Apple’s ability to shelter billions of dollars of income from tax has hinged on an unusual loophole in the Irish tax code that helps the country compete with other countries for investment and jobs.
A US Senate investigation revealed that Apple, maker of iPhones, iPads and Mac computers, had channelled profits into Irish subsidiaries that had “no declared tax residency anywhere in the world”.
Over the past three years, it paid a tax rate of 2% on $74bn in (€57bn) overseas income, its annual reports show.
Apple Operations International, Apple Sales International and Apple Operations Europe, through which much of the group’s overseas income flows, are all incorporated in Ireland but are not deemed to be tax resident there, the Senate’s Permanent Subcommittee on Investigations said.
Apple designated the entities as unlimited companies, and does not have to publish annual accounts, so the subcommittee report was the first time the structure has been publicly revealed.
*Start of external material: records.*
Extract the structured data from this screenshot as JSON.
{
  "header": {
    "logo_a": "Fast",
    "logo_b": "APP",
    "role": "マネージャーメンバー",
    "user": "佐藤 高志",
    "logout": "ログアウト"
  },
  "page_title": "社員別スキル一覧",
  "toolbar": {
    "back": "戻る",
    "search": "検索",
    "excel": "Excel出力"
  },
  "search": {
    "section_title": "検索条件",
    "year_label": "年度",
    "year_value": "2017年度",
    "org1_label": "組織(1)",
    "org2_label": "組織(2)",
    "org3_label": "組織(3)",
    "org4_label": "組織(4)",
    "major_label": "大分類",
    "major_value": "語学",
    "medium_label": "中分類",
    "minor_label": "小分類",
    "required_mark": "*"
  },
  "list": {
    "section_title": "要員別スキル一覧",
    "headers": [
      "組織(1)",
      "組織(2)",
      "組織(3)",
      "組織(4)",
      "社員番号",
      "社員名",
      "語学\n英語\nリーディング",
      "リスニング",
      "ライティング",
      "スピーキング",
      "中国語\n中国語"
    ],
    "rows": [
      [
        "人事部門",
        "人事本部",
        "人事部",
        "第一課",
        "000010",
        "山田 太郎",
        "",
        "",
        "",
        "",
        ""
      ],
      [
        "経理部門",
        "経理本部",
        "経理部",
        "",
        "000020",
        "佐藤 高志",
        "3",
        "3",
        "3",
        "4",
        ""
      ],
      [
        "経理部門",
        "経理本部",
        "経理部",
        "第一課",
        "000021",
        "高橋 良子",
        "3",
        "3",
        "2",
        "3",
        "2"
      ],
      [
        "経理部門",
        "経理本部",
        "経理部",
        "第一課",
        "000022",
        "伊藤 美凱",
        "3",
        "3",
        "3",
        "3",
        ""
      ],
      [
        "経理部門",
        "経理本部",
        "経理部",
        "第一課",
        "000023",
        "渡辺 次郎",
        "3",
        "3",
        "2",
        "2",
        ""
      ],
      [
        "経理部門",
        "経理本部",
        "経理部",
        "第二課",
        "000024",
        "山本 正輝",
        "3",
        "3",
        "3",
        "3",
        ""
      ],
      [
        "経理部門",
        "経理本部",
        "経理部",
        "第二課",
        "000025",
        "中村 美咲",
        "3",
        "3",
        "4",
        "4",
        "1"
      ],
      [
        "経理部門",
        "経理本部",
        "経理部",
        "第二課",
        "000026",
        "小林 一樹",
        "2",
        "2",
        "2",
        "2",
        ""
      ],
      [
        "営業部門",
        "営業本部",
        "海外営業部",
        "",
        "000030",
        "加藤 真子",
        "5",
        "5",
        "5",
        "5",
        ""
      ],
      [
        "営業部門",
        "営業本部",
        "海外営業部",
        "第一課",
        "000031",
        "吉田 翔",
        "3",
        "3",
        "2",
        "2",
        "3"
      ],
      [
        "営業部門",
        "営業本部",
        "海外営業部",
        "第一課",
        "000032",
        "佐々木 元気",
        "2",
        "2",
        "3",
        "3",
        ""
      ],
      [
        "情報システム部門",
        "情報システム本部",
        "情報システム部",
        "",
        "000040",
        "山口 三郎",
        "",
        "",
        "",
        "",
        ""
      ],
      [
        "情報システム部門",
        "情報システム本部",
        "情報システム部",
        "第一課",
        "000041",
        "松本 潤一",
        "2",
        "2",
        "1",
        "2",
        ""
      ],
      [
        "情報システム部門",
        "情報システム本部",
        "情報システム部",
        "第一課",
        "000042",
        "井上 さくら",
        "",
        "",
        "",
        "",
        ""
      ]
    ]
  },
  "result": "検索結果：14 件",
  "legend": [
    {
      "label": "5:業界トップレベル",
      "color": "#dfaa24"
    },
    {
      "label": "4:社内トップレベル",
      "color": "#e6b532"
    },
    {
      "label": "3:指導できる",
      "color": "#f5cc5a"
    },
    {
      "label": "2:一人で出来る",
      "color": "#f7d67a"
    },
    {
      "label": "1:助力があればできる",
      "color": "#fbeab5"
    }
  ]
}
Peter Vale, tax partner at accountants Grant Thornton in Dublin, said it was unusual for companies incorporated in Ireland not to be tax resident there, but legal.
It relies for its tax benefits on different approaches to determining tax residence in Ireland and the US.
Vale said that if a group has at least one trading Irish subsidiary — as Apple does, in the form of units that employ 4,000 staff — it can establish a corporation that will not be deemed tax resident providing this unit’s “central management control” is outside the country.
The subcommittee said Apple Operations International and Apple Sales International held board meetings in the United States and most board members were based there. That means the units would not be deemed to have Irish management control, accountants said.
Ireland didn’t change its rules, likely because there was not the same concern about the loss of tax revenues, said Professor Eamonn Walsh, Professor of Accounting at the University College Dublin’s Graduate School of Business.